JAKARTA – Kepolisian Daerah Metro Jaya melalui Subdit III Tahbang/Resmob Ditreskrimum berhasil mengungkap kasus dugaan pembunuhan berencana terhadap seorang perempuan berinisial I (49) yang terjadi di kawasan Perumahan Pondok Pakulonan, Serpong Utara, Kota Tangerang Selatan.
Korban ditemukan dalam kondisi meninggal dunia di kamar kontrakannya pada Kamis (16/4/2026) dini hari sekira pukul 01.30 WIB. Penanganan cepat aparat kepolisian membuahkan hasil dengan ditangkapnya tersangka berinisial THA (41), yang merupakan mantan suami siri korban, pada sore hari di lokasi berbeda, yakni kawasan Pondok Aren.
Pengungkapan kasus ini dipimpin langsung oleh Kasubdit III Resmob AKBP Resa Fiardi Marasabessy. Berdasarkan hasil penyelidikan awal, kejadian bermula saat korban dan pelaku pergi bersama pada Rabu malam (15/4/2026), lalu kembali ke kediaman korban sekitar pukul 00.30 WIB.
Kabid Humas Polda Metro Jaya Kombes Pol Budi Hermanto menjelaskan bahwa saksi sempat mendengar teriakan minta tolong dari dalam kamar korban. Namun pelaku diduga berupaya meredam situasi dengan menyampaikan kepada saksi bahwa kondisi korban baik-baik saja.
“Setelah pelaku meninggalkan lokasi, korban ditemukan sudah dalam keadaan meninggal dunia,” ungkapnya, Jumat (17/4/2026).
Tim kepolisian kemudian melakukan serangkaian tindakan penyelidikan, termasuk olah TKP, pemeriksaan saksi-saksi, serta pengumpulan dan analisis barang bukti. Dalam waktu kurang dari 24 jam, identitas pelaku berhasil dikantongi dan dilakukan penangkapan.

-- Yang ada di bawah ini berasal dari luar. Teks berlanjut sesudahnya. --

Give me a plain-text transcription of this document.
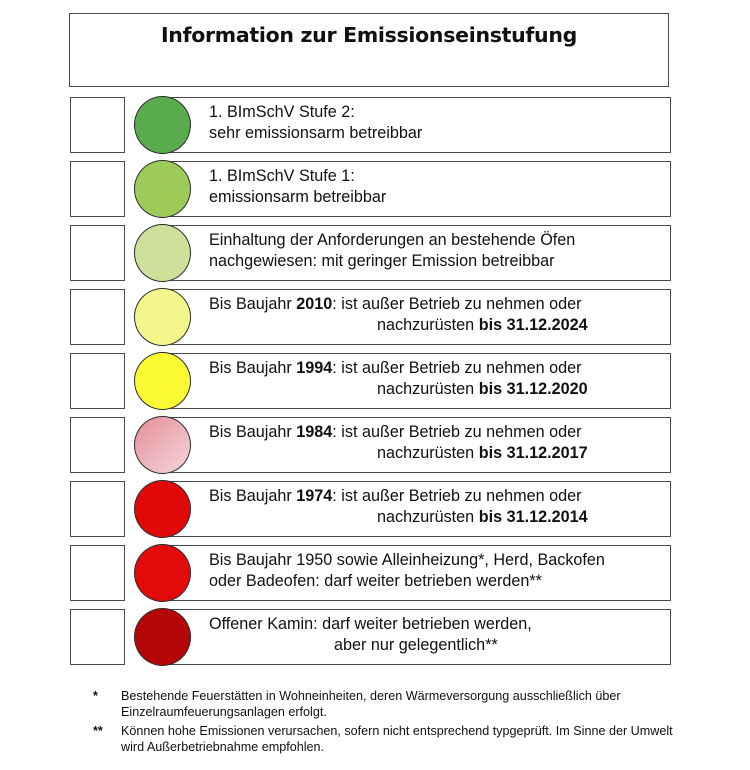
Information zur Emissionseinstufung
1. BImSchV Stufe 2:
sehr emissionsarm betreibbar
1. BImSchV Stufe 1:
emissionsarm betreibbar
Einhaltung der Anforderungen an bestehende Öfen
nachgewiesen: mit geringer Emission betreibbar
Bis Baujahr 2010: ist außer Betrieb zu nehmen oder
nachzurüsten bis 31.12.2024
Bis Baujahr 1994: ist außer Betrieb zu nehmen oder
nachzurüsten bis 31.12.2020
Bis Baujahr 1984: ist außer Betrieb zu nehmen oder
nachzurüsten bis 31.12.2017
Bis Baujahr 1974: ist außer Betrieb zu nehmen oder
nachzurüsten bis 31.12.2014
Bis Baujahr 1950 sowie Alleinheizung*, Herd, Backofen
oder Badeofen: darf weiter betrieben werden**
Offener Kamin: darf weiter betrieben werden,
aber nur gelegentlich**
* Bestehende Feuerstätten in Wohneinheiten, deren Wärmeversorgung ausschließlich über Einzelraumfeuerungsanlagen erfolgt.
** Können hohe Emissionen verursachen, sofern nicht entsprechend typgeprüft. Im Sinne der Umwelt wird Außerbetriebnahme empfohlen.
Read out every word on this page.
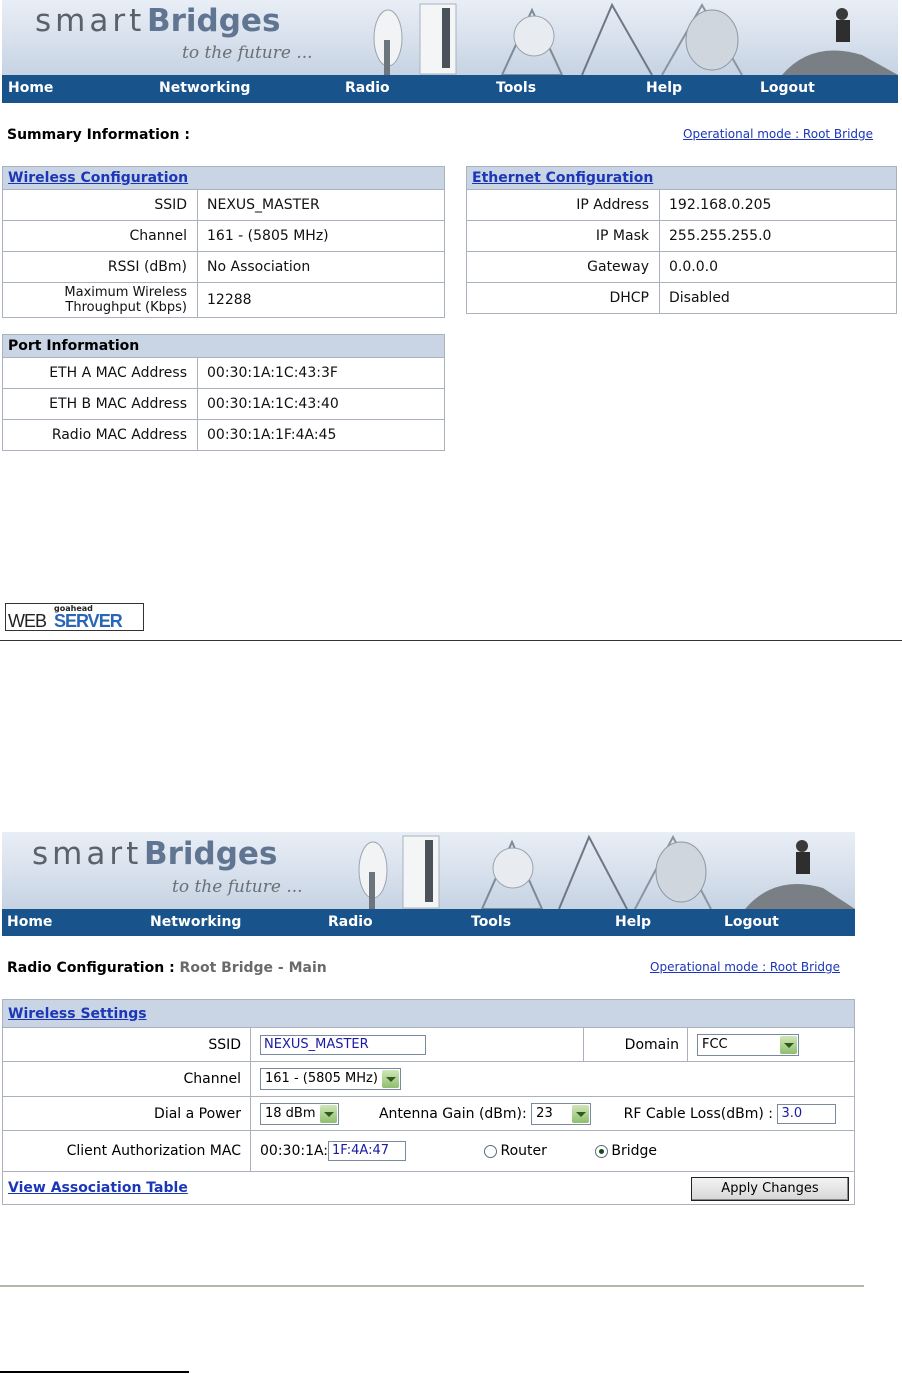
smart Bridges
to the future ...
Home	Networking	Radio	Tools	Help	Logout
Summary Information :	Operational mode : Root Bridge
Wireless Configuration	
SSID	NEXUS_MASTER
Channel	161 - (5805 MHz)
RSSI (dBm)	No Association

Maximum Wireless
Throughput (Kbps)	12288
Ethernet Configuration	
IP Address	192.168.0.205
IP Mask	255.255.255.0
Gateway	0.0.0.0
DHCP	Disabled
Port Information	
ETH A MAC Address	00:30:1A:1C:43:3F
ETH B MAC Address	00:30:1A:1C:43:40
Radio MAC Address	00:30:1A:1F:4A:45
goahead
WEB SERVER
smart Bridges
to the future ...
Home	Networking	Radio	Tools	Help	Logout
Radio Configuration : Root Bridge - Main	Operational mode : Root Bridge
Wireless Settings			
SSID	NEXUS_MASTER	Domain	FCC

Channel	161 - (5805 MHz)		

Dial a Power	18 dBm Antenna Gain (dBm): 23 RF Cable Loss(dBm) : 3.0		
Client Authorization MAC	00:30:1A: 1F:4A:47 Router Bridge		
View Association Table Apply Changes			
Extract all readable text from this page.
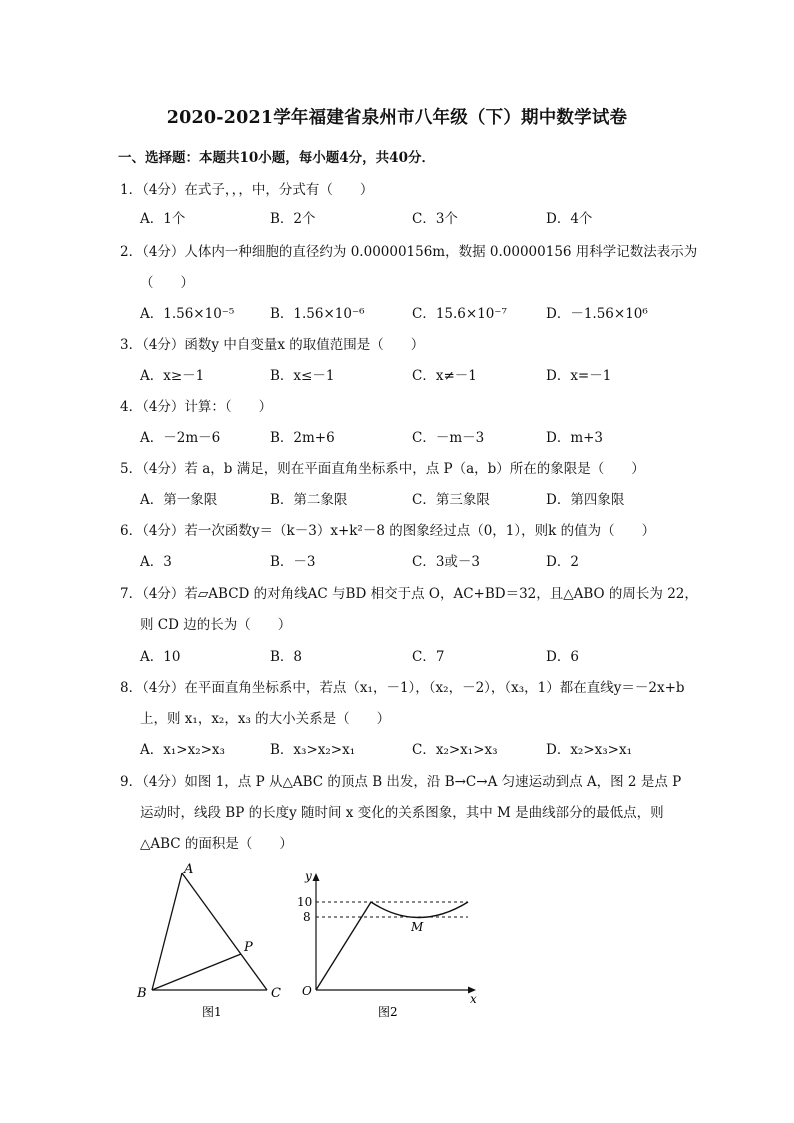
2020-2021学年福建省泉州市八年级（下）期中数学试卷
一、选择题：本题共10小题，每小题4分，共40分．
1．（4分）在式子，，，中，分式有（　　）
A．1个	B．2个	C．3个	D．4个
2．（4分）人体内一种细胞的直径约为 0.00000156m，数据 0.00000156 用科学记数法表示为
（　　）
A．1.56×10⁻⁵	B．1.56×10⁻⁶	C．15.6×10⁻⁷	D．－1.56×10⁶
3．（4分）函数y 中自变量x 的取值范围是（　　）
A．x≥－1	B．x≤－1	C．x≠－1	D．x=－1
4．（4分）计算：（　　）
A．－2m－6	B．2m+6	C．－m－3	D．m+3
5．（4分）若 a，b 满足，则在平面直角坐标系中，点 P（a，b）所在的象限是（　　）
A．第一象限	B．第二象限	C．第三象限	D．第四象限
6．（4分）若一次函数y＝（k－3）x+k²－8 的图象经过点（0，1），则k 的值为（　　）
A．3	B．－3	C．3或－3	D．2
7．（4分）若▱ABCD 的对角线AC 与BD 相交于点 O，AC+BD＝32，且△ABO 的周长为 22，
则 CD 边的长为（　　）
A．10	B．8	C．7	D．6
8．（4分）在平面直角坐标系中，若点（x₁，－1），（x₂，－2），（x₃，1）都在直线y＝－2x+b
上，则 x₁，x₂，x₃ 的大小关系是（　　）
A．x₁>x₂>x₃	B．x₃>x₂>x₁	C．x₂>x₁>x₃	D．x₂>x₃>x₁
9．（4分）如图 1，点 P 从△ABC 的顶点 B 出发，沿 B→C→A 匀速运动到点 A，图 2 是点 P
运动时，线段 BP 的长度y 随时间 x 变化的关系图象，其中 M 是曲线部分的最低点，则
△ABC 的面积是（　　）
A
B	C
P
图1
y
x
O
10
8
M
图2
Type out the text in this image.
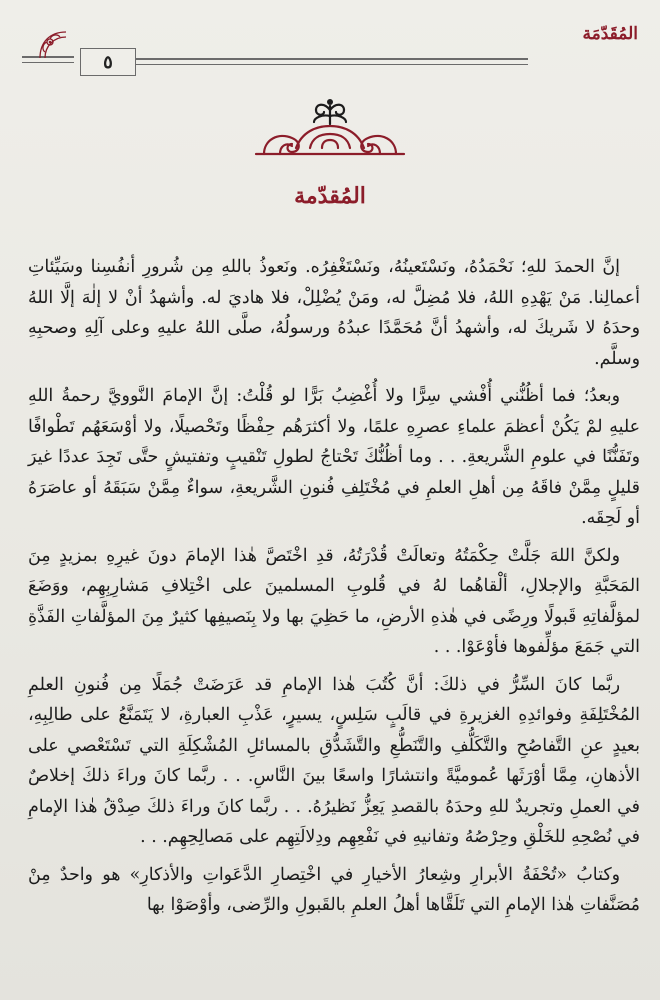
المُقَدّمَة
٥
المُقدّمة

إنَّ الحمدَ للهِ؛ نَحْمَدُهُ، ونَسْتَعينُهُ، ونَسْتَغْفِرُه. ونَعوذُ باللهِ مِن شُرورِ أنفُسِنا وسَيِّئاتِ أعمالِنا. مَنْ يَهْدِهِ اللهُ، فلا مُضِلَّ له، ومَنْ يُضْلِلْ، فلا هاديَ له. وأشهدُ أنْ لا إلٰهَ إلَّا اللهُ وحدَهُ لا شَريكَ له، وأشهدُ أنَّ مُحَمَّدًا عبدُهُ ورسولُهُ، صلَّى اللهُ عليهِ وعلى آلِهِ وصحبِهِ وسلَّم.

وبعدُ؛ فما أظُنُّني أُفْشي سِرًّا ولا أُغْضِبُ بَرًّا لو قُلْتُ: إنَّ الإمامَ النَّوويَّ رحمةُ اللهِ عليهِ لمْ يَكُنْ أعظمَ علماءِ عصرِهِ علمًا، ولا أكثرَهُم حِفْظًا وتَحْصيلًا، ولا أوْسَعَهُم تَطْوافًا وتَفَنُّنًا في علومِ الشَّريعةِ. . . وما أظُنُّكَ تَحْتاجُ لطولِ تَنْقيبٍ وتفتيشٍ حتَّى تَجِدَ عددًا غيرَ قليلٍ مِمَّنْ فاقَهُ مِن أهلِ العلمِ في مُخْتَلِفِ فُنونِ الشَّريعةِ، سواءٌ مِمَّنْ سَبَقَهُ أو عاصَرَهُ أو لَحِقَه.

ولكنَّ اللهَ جَلَّتْ حِكْمَتُهُ وتعالَتْ قُدْرَتُهُ، قدِ اخْتَصَّ هٰذا الإمامَ دونَ غيرِهِ بمزيدٍ مِنَ المَحَبَّةِ والإجلالِ، ألْقاهُما لهُ في قُلوبِ المسلمينَ على اخْتِلافِ مَشارِبِهِم، ووَضَعَ لمؤلَّفاتِهِ قَبولًا ورِضًى في هٰذهِ الأرضِ، ما حَظِيَ بها ولا بِنَصيفِها كثيرٌ مِنَ المؤلَّفاتِ الفَذَّةِ التي جَمَعَ مؤلِّفوها فأوْعَوْا. . .

ربَّما كانَ السِّرُّ في ذلكَ: أنَّ كُتُبَ هٰذا الإمامِ قد عَرَضَتْ جُمَلًا مِن فُنونِ العلمِ المُخْتَلِفَةِ وفوائدِهِ الغزيرةِ في قالَبٍ سَلِسٍ، يسيرٍ، عَذْبِ العبارةِ، لا يَتَمَنَّعُ على طالِبِهِ، بعيدٍ عنِ التَّفاصُحِ والتَّكَلُّفِ والتَّنَطُّعِ والتَّشَدُّقِ بالمسائلِ المُشْكِلَةِ التي تَسْتَعْصي على الأذهانِ، مِمَّا أوْرَثَها عُموميَّةً وانتشارًا واسعًا بينَ النَّاسِ. . . ربَّما كانَ وراءَ ذلكَ إخلاصٌ في العملِ وتجريدٌ للهِ وحدَهُ بالقصدِ يَعِزُّ نَظيرُهُ. . . ربَّما كانَ وراءَ ذلكَ صِدْقُ هٰذا الإمامِ في نُصْحِهِ للخَلْقِ وحِرْصُهُ وتفانيهِ في نَفْعِهِم ودِلالَتِهِم على مَصالِحِهِم. . .

وكتابُ «تُحْفَةُ الأبرارِ وشِعارُ الأخيارِ في اخْتِصارِ الدَّعَواتِ والأذكارِ» هو واحدٌ مِنْ مُصَنَّفاتِ هٰذا الإمامِ التي تَلَقَّاها أهلُ العلمِ بالقَبولِ والرِّضى، وأوْصَوْا بها
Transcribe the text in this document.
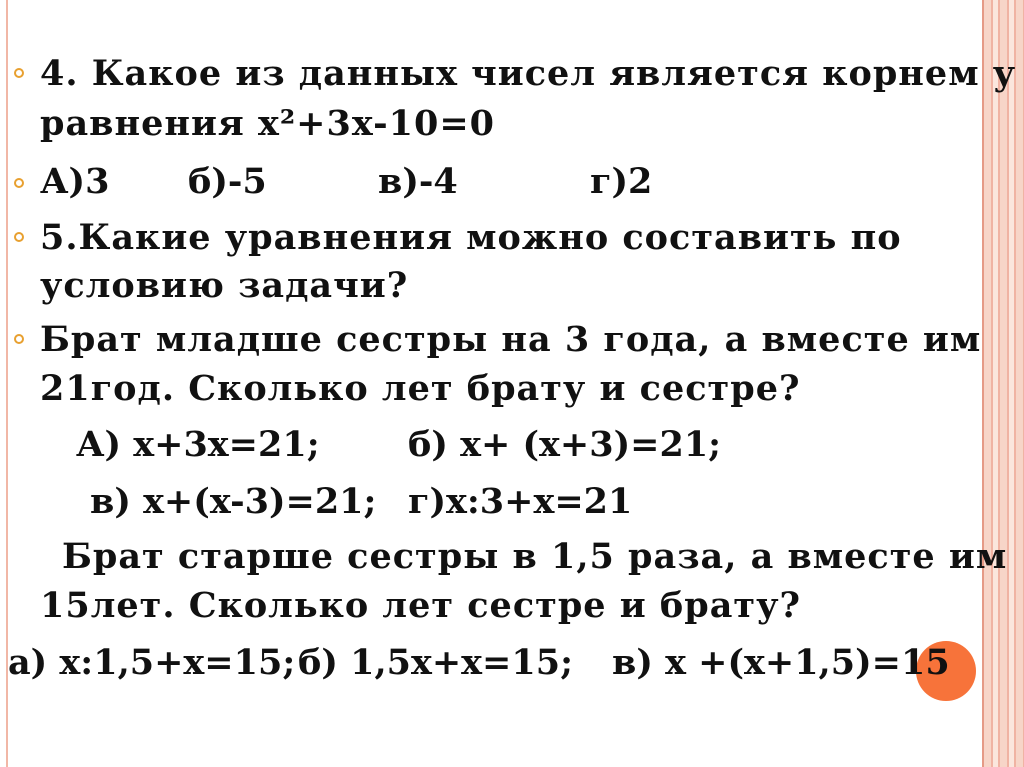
4. Какое из данных чисел является корнем у
равнения x²+3x-10=0
А)3 б)-5	в)-4	г)2
5.Какие уравнения можно составить по
условию задачи?
Брат младше сестры на 3 года, а вместе им
21год. Сколько лет брату и сестре?
А) x+3x=21;	б) x+ (x+3)=21;
в) x+(x-3)=21; г)x:3+x=21
Брат старше сестры в 1,5 раза, а вместе им
15лет. Сколько лет сестре и брату?
а) x:1,5+x=15; б) 1,5x+x=15; в) x +(x+1,5)=15
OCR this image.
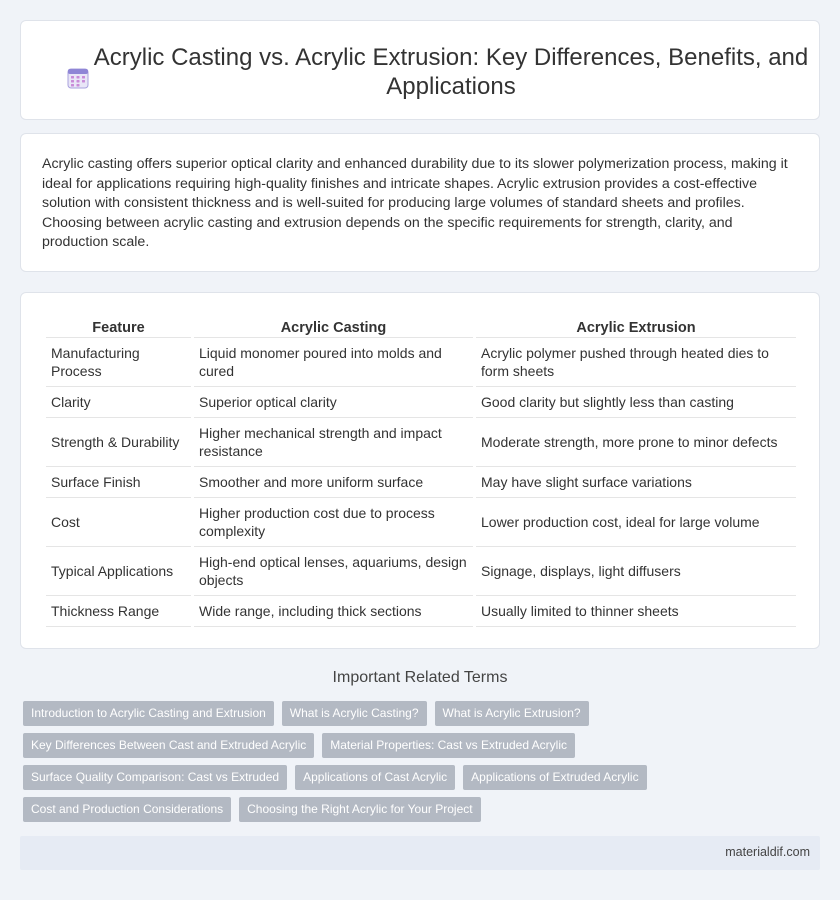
Acrylic Casting vs. Acrylic Extrusion: Key Differences, Benefits, and Applications

Acrylic casting offers superior optical clarity and enhanced durability due to its slower polymerization process, making it ideal for applications requiring high-quality finishes and intricate shapes. Acrylic extrusion provides a cost-effective solution with consistent thickness and is well-suited for producing large volumes of standard sheets and profiles. Choosing between acrylic casting and extrusion depends on the specific requirements for strength, clarity, and production scale.

Feature	Acrylic Casting	Acrylic Extrusion
Manufacturing Process	Liquid monomer poured into molds and cured	Acrylic polymer pushed through heated dies to form sheets
Clarity	Superior optical clarity	Good clarity but slightly less than casting
Strength & Durability	Higher mechanical strength and impact resistance	Moderate strength, more prone to minor defects
Surface Finish	Smoother and more uniform surface	May have slight surface variations
Cost	Higher production cost due to process complexity	Lower production cost, ideal for large volume
Typical Applications	High-end optical lenses, aquariums, design objects	Signage, displays, light diffusers
Thickness Range	Wide range, including thick sections	Usually limited to thinner sheets
Important Related Terms
Introduction to Acrylic Casting and Extrusion	What is Acrylic Casting?	What is Acrylic Extrusion?
Key Differences Between Cast and Extruded Acrylic	Material Properties: Cast vs Extruded Acrylic
Surface Quality Comparison: Cast vs Extruded	Applications of Cast Acrylic	Applications of Extruded Acrylic
Cost and Production Considerations	Choosing the Right Acrylic for Your Project
materialdif.com
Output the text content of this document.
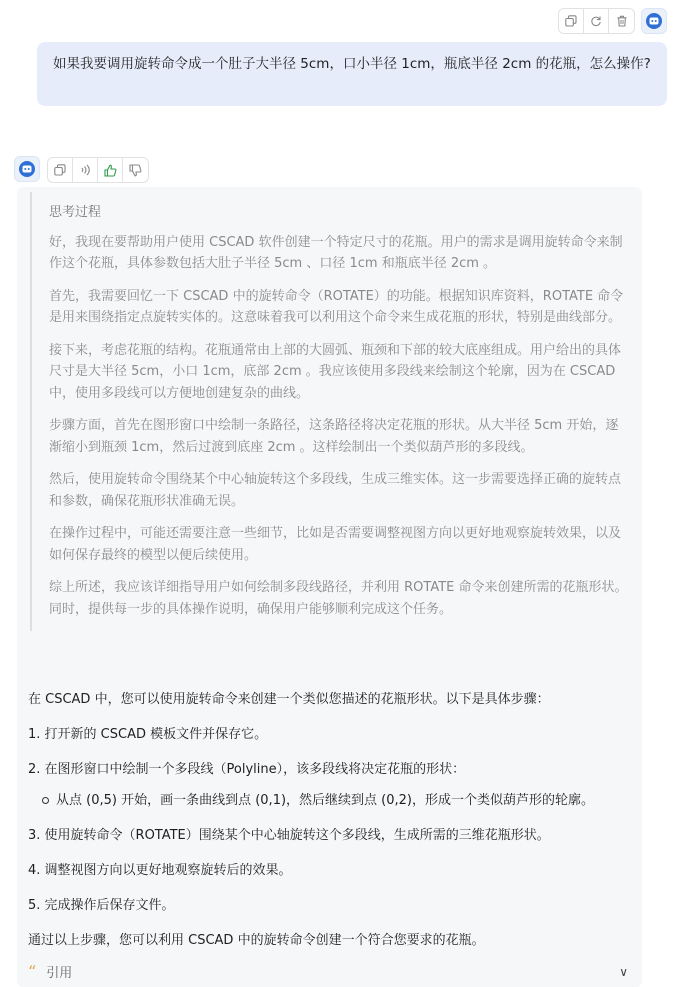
如果我要调用旋转命令成一个肚子大半径 5cm，口小半径 1cm，瓶底半径 2cm 的花瓶，怎么操作?
思考过程

好，我现在要帮助用户使用 CSCAD 软件创建一个特定尺寸的花瓶。用户的需求是调用旋转命令来制作这个花瓶，具体参数包括大肚子半径 5cm 、口径 1cm 和瓶底半径 2cm 。

首先，我需要回忆一下 CSCAD 中的旋转命令（ROTATE）的功能。根据知识库资料，ROTATE 命令是用来围绕指定点旋转实体的。这意味着我可以利用这个命令来生成花瓶的形状，特别是曲线部分。

接下来，考虑花瓶的结构。花瓶通常由上部的大圆弧、瓶颈和下部的较大底座组成。用户给出的具体尺寸是大半径 5cm，小口 1cm，底部 2cm 。我应该使用多段线来绘制这个轮廓，因为在 CSCAD 中，使用多段线可以方便地创建复杂的曲线。

步骤方面，首先在图形窗口中绘制一条路径，这条路径将决定花瓶的形状。从大半径 5cm 开始，逐渐缩小到瓶颈 1cm，然后过渡到底座 2cm 。这样绘制出一个类似葫芦形的多段线。

然后，使用旋转命令围绕某个中心轴旋转这个多段线，生成三维实体。这一步需要选择正确的旋转点和参数，确保花瓶形状准确无误。

在操作过程中，可能还需要注意一些细节，比如是否需要调整视图方向以更好地观察旋转效果，以及如何保存最终的模型以便后续使用。

综上所述，我应该详细指导用户如何绘制多段线路径，并利用 ROTATE 命令来创建所需的花瓶形状。同时，提供每一步的具体操作说明，确保用户能够顺利完成这个任务。

在 CSCAD 中，您可以使用旋转命令来创建一个类似您描述的花瓶形状。以下是具体步骤：

1. 打开新的 CSCAD 模板文件并保存它。

2. 在图形窗口中绘制一个多段线（Polyline），该多段线将决定花瓶的形状：

从点 (0,5) 开始，画一条曲线到点 (0,1)，然后继续到点 (0,2)，形成一个类似葫芦形的轮廓。

3. 使用旋转命令（ROTATE）围绕某个中心轴旋转这个多段线，生成所需的三维花瓶形状。

4. 调整视图方向以更好地观察旋转后的效果。

5. 完成操作后保存文件。

通过以上步骤，您可以利用 CSCAD 中的旋转命令创建一个符合您要求的花瓶。

“ 引用	∨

Sejumlah barang bukti turut diamankan, di antaranya pakaian korban dan pelaku, satu unit sepeda motor Honda PCX, dua unit telepon genggam, uang tunai yang diduga hasil penjualan perhiasan korban, serta rekaman CCTV.
Meski pelaku telah diamankan, polisi masih mendalami motif di balik dugaan pembunuhan tersebut, termasuk kemungkinan adanya unsur perencanaan dan kekerasan dalam relasi personal antara korban dan pelaku.
Atas perbuatannya, tersangka dijerat dengan pasal berlapis dalam Undang-Undang Nomor 1 Tahun 2023 tentang KUHP, mencakup dugaan pembunuhan berencana, pembunuhan, serta pencurian dengan kekerasan.
Polda Metro Jaya juga mengimbau masyarakat untuk meningkatkan kewaspadaan serta segera melaporkan setiap potensi tindak kriminal melalui layanan darurat 110.